Sometimes Nonclassical nights celebrate a work with particular significance to experimental music, with eclecticism sill high on the agenda. May's 'Pierrot Grenade: 100 years of Pierrot Lunaire', featured a performance using five Pierrots, from renowned interpreted Jane Manning and extended vocal techniques specialist Lore Lixenberg to heavy metal frontman-cum-contemporary composer Adam De La Cour.
For Blank Canvas, unusual genre-combinations have been a hallmark from the offset. Dutta burst on the scene in 2005 with an event (later to become Blank Canvas) for which he commissioned Nonclassical's Prokofiev to unite contemporary classical with hip-hop in the Concerto for Turntables & Orchestra – a project which brought together DJ Yoda and the Heritage Orchestra for a sell-out performance, and went on to be performed at the BBC proms.

For those wondering, opera hasn't been left off the independent agenda. Carmen Elektra, founded by Cambridge students in March 2010, moved to London, post-graduation, and into converted warehouse The Bussey Building in recently-gentrified Peckham. The latest instalment featured Timberbrit: Jason Cooper's opera involving Brittany Spears (Lucy Cronin) in the throws of a psychotic breakdown, whilst her former lover Justin Timberlake (Josh Bevan) attempts to win back her affections.
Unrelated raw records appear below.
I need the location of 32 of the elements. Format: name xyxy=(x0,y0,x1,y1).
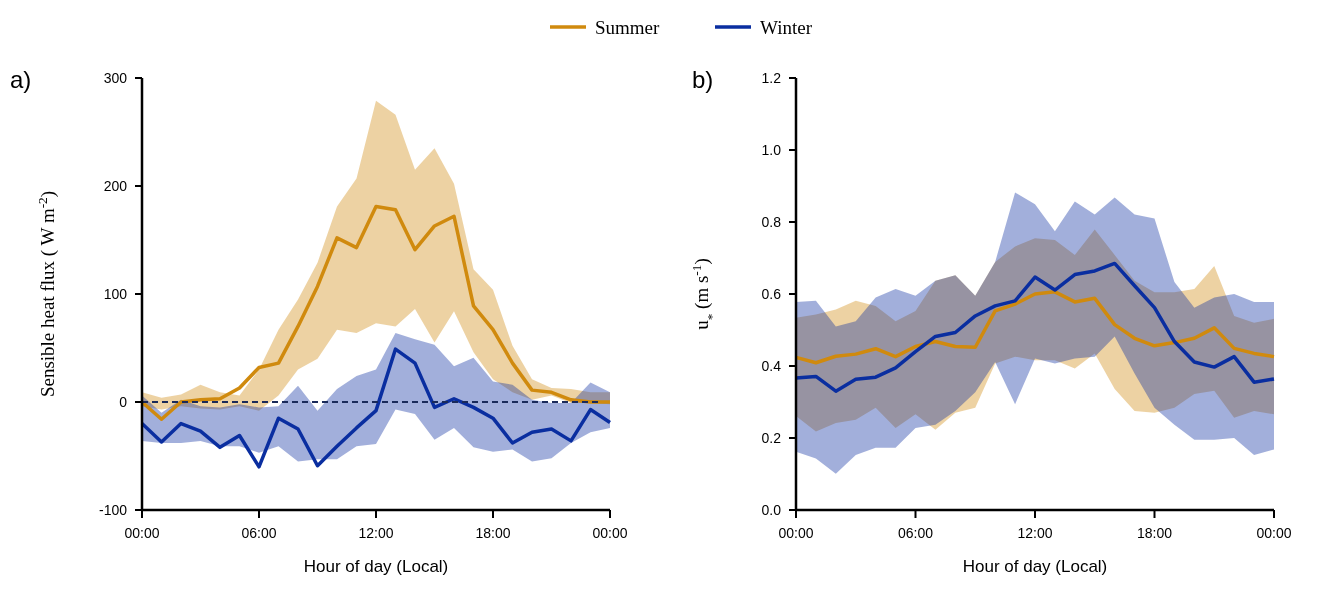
chart-title: b) xyxy=(692,66,714,93)
y-tick-label: 0.0 xyxy=(761,501,782,518)
legend-label: Winter xyxy=(760,16,813,38)
y-tick-label: 0 xyxy=(119,393,128,410)
y-tick-label: 0.4 xyxy=(761,357,782,374)
chart-title: a) xyxy=(10,66,32,93)
line-series xyxy=(140,204,612,422)
x-tick-label: 06:00 xyxy=(897,525,934,541)
x-tick-label: 06:00 xyxy=(241,525,277,541)
legend-label: Summer xyxy=(595,16,661,38)
y-tick-label: 300 xyxy=(103,69,128,86)
x-tick-label: 12:00 xyxy=(1017,525,1053,541)
y-tick-label: 0.8 xyxy=(761,213,782,230)
x-axis-title: Hour of day (Local) xyxy=(303,557,449,576)
line-series xyxy=(140,347,612,469)
y-tick-label: 200 xyxy=(103,177,128,194)
y-tick-label: 0.2 xyxy=(761,429,782,446)
line-series xyxy=(794,261,1276,393)
y-tick-label: 100 xyxy=(103,285,128,302)
x-axis-title: Hour of day (Local) xyxy=(962,557,1108,576)
y-tick-label: 1.0 xyxy=(761,141,782,158)
y-tick-label: 1.2 xyxy=(761,69,782,86)
x-tick-label: 12:00 xyxy=(358,525,394,541)
x-tick-label: 00:00 xyxy=(592,525,628,541)
x-tick-label: 00:00 xyxy=(1256,525,1292,541)
x-tick-label: 00:00 xyxy=(778,525,814,541)
y-tick-label: 0.6 xyxy=(761,285,782,302)
x-tick-label: 18:00 xyxy=(475,525,511,541)
line-series xyxy=(794,290,1276,365)
y-tick-label: -100 xyxy=(98,501,128,518)
x-tick-label: 18:00 xyxy=(1136,525,1173,541)
x-tick-label: 00:00 xyxy=(124,525,160,541)
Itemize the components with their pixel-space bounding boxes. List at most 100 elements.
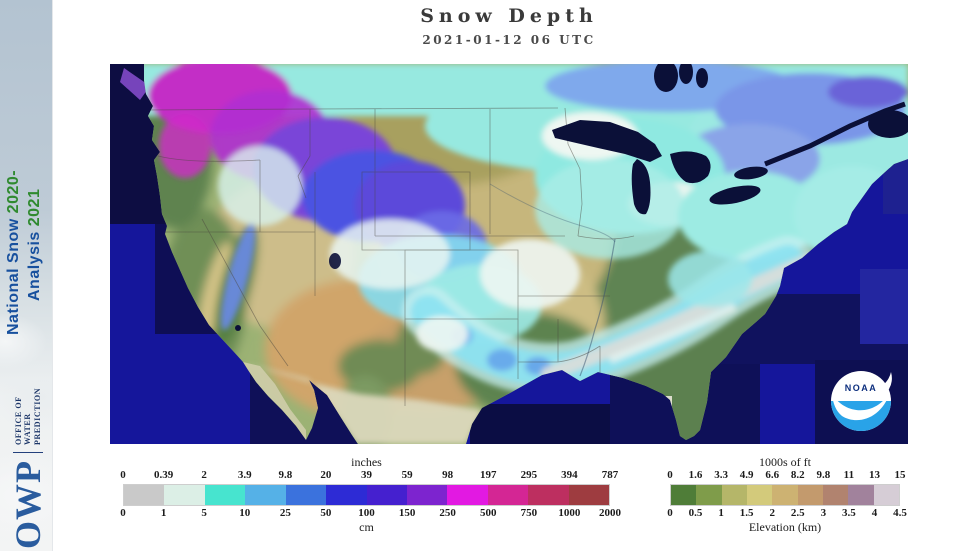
tick-label: 295 (520, 469, 538, 481)
tick-label: 1 (160, 507, 167, 519)
snow-color-segment (245, 485, 286, 505)
elevation-color-segment (848, 485, 874, 505)
tick-label: 0.39 (153, 469, 174, 481)
owp-org-name: OFFICE OF WATER PREDICTION (14, 388, 43, 445)
elevation-color-segment (746, 485, 773, 505)
tick-label: 250 (439, 507, 456, 519)
tick-label: 5 (201, 507, 207, 519)
tick-label: 2000 (599, 507, 621, 519)
tick-label: 197 (480, 469, 497, 481)
tick-label: 2 (769, 507, 775, 519)
elevation-colorbar (670, 484, 900, 506)
elevation-ticks-km: 0 0.5 1 1.5 2 2.5 3 3.5 4 4.5 (667, 507, 907, 521)
tick-label: 0 (667, 469, 673, 481)
tick-label: 3 (820, 507, 827, 519)
snow-color-segment (326, 485, 367, 505)
tick-label: 50 (320, 507, 332, 519)
elevation-color-segment (772, 485, 798, 505)
tick-label: 1 (718, 507, 724, 519)
elevation-legend: 1000s of ft 0 1.6 3.3 4.9 6.6 8.2 9.8 11… (667, 456, 907, 534)
tick-label: 150 (398, 507, 416, 519)
snow-color-segment (406, 485, 448, 505)
elevation-color-segment (873, 485, 899, 505)
tick-label: 500 (480, 507, 497, 519)
tick-label: 0 (120, 469, 126, 481)
snow-color-segment (366, 485, 407, 505)
noaa-logo: NOAA (831, 371, 892, 431)
tick-label: 20 (320, 469, 332, 481)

The work – which takes various songs by the two featured pop stars, and slows them down digitally beyond recognition – bridges the popular and classical worlds in an a way which does not attempt to find a middle-ground, but, apparently, uses it as a springboard for musical experimentation. And we can expect more of this to follow: the format of Carmen Elektra is similar to that of Nonclassical, where sections of live performance are interspersed with DJ sets, although the aim for further performances is to find a way whereby DJ sets will be fully integrated into a seamless whole.

Slightly off the contemporary classical kilter, but with a similar ethos is Cafe Oto, which has been operating in East London's Dalston since it was launched by Hamish Dunbar and partner Keiko Yamomoto in 2008. 'Oto' means sound or noise in Japanese, and unlike the other organisations mentioned, Cafe Oto does not want to be associated with just one musical scene, but showcases underground folk, improvised music, free jazz, and electronica – namely, music which wouldn't get as much of a focus anywhere else.
Oto's contemporary classical has, thus far, been highly successful. A recent sell-out, featured an evening of deep listening, including Pisaro, Cage and Saunders, played by Murmuration, a 40-strong ensemble who performed the works spread through the cafe, integrated with the audience.
And one last organisation which should definitely be given a mention is The Orchestra Project. Also known as The Rite of Spring Project, it launched in 2011 with a performance of Stravinsky's masterpiece in the alternative venue of Peckham Rye's Multi-story Car park. The project also does outreach work around Peckham, to introduce classical music to school children who might not otherwise get a chance to hear it.
All in all, it's pretty evident that underneath the institutionalisedS granny-graphics and pomp and circumstance that classical music has occasionally tended to, contemporary classical is operating with a different cultural currency. I'm not normally one for copping out, but, hype? No spoiler: go and find out for yourselves.